Segnale, anche alla luce della sentenza Dell’Utri, che a Roma si avverte la necessità, dati i fatti e i nomi coinvolti, di agire con il massimo scrupolo e cautela.

Che sia, come sottolinea la richiesta della Cassazione, l’inizio di una semplice attività di controllo o il preludio di un’azione disciplinare, rimane comunque un unicum senza precedenti.

C’è chi, nel capoluogo nisseno, non ritiene che Esposito si fermerà solo ad una semplice valutazione del rispetto formale delle regole e dei compiti di vigilanza, ma attiverà di certo il procedimento sanzionatorio. E usa, per suffragare i propri timori, quella lettera U del decreto 109 del 2006, che elenca gli illeciti disciplinari dei magistrati nell’esercizio delle loro funzioni, ritenendo motivo di censura e sanzione “la divulgazione, anche dipendente da negligenza, di atti del procedimento coperti dal segreto o di cui sia previsto il divieto di pubblicazione, nonché la violazione del dovere di riservatezza sugli affari in corso di trattazione, o sugli affari definiti, quando e’ idonea a ledere indebitamente diritti altrui ovvero dei soggetti che non sono parte del procedimento”.

Se fosse confermata l’attivazione della procedura sanzionatoria per tale motivo, sarebbe comunque senza precedenti. Una novità importante, che riaccenderebbe il dibattito sui confini tra diritto di informazione e rispetto, da parte dei magistrati, del segreto istruttorio.
A Caltanissetta, la ritengono un’ingerenza non motivata e una sostanziale censura. A Roma, un invito alla cautela.

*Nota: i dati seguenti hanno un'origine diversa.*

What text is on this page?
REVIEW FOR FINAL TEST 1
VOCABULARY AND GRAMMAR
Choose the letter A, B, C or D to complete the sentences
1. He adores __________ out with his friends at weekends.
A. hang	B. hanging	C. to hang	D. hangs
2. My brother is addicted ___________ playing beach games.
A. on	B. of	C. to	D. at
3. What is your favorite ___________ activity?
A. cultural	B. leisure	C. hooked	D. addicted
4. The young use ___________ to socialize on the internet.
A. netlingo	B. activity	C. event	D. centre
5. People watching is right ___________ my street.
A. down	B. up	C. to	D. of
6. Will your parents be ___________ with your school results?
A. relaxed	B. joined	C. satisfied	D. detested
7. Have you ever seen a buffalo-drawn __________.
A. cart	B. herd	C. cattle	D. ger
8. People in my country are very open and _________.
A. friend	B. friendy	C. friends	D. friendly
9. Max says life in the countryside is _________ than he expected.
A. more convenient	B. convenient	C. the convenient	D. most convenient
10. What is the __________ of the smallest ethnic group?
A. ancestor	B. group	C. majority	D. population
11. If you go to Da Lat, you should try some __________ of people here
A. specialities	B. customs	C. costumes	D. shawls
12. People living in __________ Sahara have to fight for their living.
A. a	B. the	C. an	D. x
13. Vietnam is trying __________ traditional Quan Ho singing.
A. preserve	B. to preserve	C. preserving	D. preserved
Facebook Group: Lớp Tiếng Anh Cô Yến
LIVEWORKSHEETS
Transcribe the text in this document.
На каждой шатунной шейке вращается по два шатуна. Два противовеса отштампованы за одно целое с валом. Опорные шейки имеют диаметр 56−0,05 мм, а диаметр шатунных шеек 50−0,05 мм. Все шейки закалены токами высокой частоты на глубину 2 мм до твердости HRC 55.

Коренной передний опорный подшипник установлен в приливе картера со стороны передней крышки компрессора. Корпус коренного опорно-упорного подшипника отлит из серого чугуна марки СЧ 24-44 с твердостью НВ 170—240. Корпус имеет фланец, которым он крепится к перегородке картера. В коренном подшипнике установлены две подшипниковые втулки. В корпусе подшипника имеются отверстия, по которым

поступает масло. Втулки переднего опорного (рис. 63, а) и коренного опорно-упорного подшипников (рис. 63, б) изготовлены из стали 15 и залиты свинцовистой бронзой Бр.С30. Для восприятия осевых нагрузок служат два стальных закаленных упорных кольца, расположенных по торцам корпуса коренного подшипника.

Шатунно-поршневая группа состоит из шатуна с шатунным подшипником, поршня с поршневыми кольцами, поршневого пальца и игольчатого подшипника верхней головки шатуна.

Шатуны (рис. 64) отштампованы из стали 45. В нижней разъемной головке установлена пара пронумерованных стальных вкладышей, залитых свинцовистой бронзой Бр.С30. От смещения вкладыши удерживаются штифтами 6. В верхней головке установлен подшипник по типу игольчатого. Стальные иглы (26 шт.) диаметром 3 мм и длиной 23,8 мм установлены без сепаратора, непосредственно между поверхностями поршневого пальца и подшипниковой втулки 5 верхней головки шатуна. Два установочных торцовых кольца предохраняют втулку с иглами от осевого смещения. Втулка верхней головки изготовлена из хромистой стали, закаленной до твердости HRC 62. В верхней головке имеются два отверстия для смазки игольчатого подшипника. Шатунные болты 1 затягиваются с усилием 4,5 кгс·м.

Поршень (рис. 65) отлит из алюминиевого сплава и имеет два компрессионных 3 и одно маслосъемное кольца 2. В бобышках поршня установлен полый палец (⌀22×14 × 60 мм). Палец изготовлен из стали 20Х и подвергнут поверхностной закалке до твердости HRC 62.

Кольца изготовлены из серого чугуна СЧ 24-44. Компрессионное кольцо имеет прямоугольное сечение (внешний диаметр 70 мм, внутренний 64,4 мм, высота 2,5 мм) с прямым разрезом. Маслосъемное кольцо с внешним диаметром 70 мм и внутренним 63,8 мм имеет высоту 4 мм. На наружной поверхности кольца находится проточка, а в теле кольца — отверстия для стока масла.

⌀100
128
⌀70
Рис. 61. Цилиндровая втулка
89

Da notare che la richiesta della Corte giunge proprio all’indomani delle dichiarazioni rilasciate da Roberto Scarpinato, in una conferenza stampa a margine di un convegno organizzato dalla Fondazione Falcone, in cui il P.g. di Caltanissetta ha parlato, in merito alle indagini sulla strage di Via D’Amelio e sulla Trattiva Stato-Mafia, della scoperta di “ scenari nuovi e inquietanti”.